Более пестрого паломничества не бывало со времен Чосера! Пони-торопыга скачет вперед, опережая более спокойных компаньонов, и на пять минут подвозит седока к всадникам, идущим в авангарде. Несколько минут он трусит возле пони, на котором восседает японский профессор. Тот рассказал, что интересуется гэльским языком.
Затем резвый пони задержался возле лошадки, везущей американскую матрону. Дама сообщила, что ее сын в Огайо купил самолет, и она послала ему телеграмму, в которой потребовала объяснений. Выслушав американку, пони прибился к молодой жене из Сент-Луиса. Та оставила на Среднем Западе грудного ребенка. Пони прибавил шаг, и вот он уже возле красивой девушки. Она считает, что за две недели увидела всю Англию. Лошадка бежит вперед: человек из Манчестера говорит о Манчестере, и, наконец, во главе процессии скачет девушка из Калифорнии. Не обращая внимания на то, что платье взбилось так, что видны шелковые коленки, она гонит своего пони в карьер.
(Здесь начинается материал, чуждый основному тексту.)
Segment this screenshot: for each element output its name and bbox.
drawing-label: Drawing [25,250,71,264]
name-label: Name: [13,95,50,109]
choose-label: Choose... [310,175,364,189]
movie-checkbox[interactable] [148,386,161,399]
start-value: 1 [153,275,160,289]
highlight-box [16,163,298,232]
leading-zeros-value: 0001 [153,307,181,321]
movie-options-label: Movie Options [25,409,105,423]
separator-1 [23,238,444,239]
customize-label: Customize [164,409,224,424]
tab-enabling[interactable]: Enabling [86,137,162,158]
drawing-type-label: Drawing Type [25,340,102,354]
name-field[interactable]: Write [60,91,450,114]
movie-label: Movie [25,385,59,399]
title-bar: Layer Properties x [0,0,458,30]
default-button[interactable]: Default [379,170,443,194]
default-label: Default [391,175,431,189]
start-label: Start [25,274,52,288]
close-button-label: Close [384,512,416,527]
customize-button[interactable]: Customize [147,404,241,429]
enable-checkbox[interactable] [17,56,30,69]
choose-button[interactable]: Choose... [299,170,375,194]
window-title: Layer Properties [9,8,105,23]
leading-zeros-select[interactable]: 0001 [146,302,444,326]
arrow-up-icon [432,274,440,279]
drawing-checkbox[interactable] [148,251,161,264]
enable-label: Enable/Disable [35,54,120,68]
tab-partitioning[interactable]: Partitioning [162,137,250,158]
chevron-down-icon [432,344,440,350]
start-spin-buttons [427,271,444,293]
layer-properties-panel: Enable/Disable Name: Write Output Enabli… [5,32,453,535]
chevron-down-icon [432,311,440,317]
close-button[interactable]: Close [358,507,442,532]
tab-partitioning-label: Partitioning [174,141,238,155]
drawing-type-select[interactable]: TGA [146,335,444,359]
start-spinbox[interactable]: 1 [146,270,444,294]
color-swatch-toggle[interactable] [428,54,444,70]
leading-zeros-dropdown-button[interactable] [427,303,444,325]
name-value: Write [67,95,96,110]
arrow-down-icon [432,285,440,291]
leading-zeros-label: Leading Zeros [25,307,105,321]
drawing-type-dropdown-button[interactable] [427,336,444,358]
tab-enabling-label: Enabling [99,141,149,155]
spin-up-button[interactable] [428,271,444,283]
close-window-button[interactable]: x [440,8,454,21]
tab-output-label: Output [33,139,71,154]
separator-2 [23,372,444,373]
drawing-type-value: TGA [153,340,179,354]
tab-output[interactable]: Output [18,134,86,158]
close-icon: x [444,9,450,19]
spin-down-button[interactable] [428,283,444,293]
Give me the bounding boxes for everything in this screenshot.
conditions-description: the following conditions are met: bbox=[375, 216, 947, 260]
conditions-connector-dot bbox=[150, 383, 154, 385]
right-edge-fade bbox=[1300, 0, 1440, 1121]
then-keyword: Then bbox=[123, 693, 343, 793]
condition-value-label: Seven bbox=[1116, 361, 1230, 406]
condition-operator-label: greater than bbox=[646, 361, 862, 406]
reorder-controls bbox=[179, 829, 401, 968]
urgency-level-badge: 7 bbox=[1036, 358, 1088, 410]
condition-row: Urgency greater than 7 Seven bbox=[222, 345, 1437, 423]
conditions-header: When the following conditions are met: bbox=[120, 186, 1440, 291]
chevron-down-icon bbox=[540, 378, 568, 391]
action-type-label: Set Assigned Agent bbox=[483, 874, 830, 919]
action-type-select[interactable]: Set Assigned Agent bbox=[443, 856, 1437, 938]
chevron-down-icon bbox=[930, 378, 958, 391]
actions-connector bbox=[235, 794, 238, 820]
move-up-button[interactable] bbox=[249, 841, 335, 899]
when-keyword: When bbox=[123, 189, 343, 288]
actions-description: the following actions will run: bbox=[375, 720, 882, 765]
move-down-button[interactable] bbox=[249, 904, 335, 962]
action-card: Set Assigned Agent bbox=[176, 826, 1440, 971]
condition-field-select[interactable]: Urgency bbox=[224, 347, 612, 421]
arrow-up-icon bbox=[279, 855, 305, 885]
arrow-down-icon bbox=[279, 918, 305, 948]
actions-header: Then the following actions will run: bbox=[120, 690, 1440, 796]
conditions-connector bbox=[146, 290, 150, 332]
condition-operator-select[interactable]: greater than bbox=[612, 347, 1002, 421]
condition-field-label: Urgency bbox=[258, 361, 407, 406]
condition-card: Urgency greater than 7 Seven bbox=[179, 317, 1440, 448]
Всадники недолго пробыли в ущелье Данло без компании: появились «разбойники».
Первый вышел из-за скалы с корнетом. Послушные пони, по всей видимости, были хорошо с ним знакомы, а потому немедленно остановились. У животных был скучающий вид. «Разбойник» поднес корнет к губам и выдул долгую меланхолическую мелодию. Сделал паузу со шляпой в руке, дожидаясь эха, словно бы сам его сотворил. Эхо явилось с разных сторон. Все ущелье подхватило мелодию, и она покатилась из долины в долину, отскакивая от высоких серых скал и охватывая все большую территорию.
Долина, казавшаяся до сих пор мрачной и ужасной, как знаменитое ущелье Гленко в Шотландии, вдруг оказалась заполненной людьми, которые наперебой стали предлагать кавалькаде молоко. Из-за скал выскочили маленькие девочки и старые женщины и стали уговаривать всадников попить. Некоторые даже шептали мужчинам, что в бутылку с молоком они добавили немного потина, но это неправда. Мне говорили, что недавно две невинные на вид туристки, дамы в очках в роговой оправе, приехали в ущелье и, попробовав «молоко», предложенное местной жительницей, взяли ее под арест. Это были женщины-полицейские, вышедшие в антисамогонный рейд.
Но, похоже, у японского профессора вышли с «разбойниками» серьезные затруднения. Они окружили его, качая головами. Он говорил с ними по-гэльски с токийским акцентом. Одна старушка, объявившая, что она — прекрасная Коллин Боун, крепко зажала в руке полученный шиллинг и хихикнула, услышав педантичную жалобу японца, что молоко он выпил обыкновенное. Пропустив претензию мимо ушей, она с беззаботным смехом ловко вскочила на скалу и тут же попыталась продать яблоко брокеру с Уолл-стрит.
Она прекрасно знала, что японский профессор не кавалерист, а потому вынужден будет проглотить обиду и ехать дальше по мрачной долине.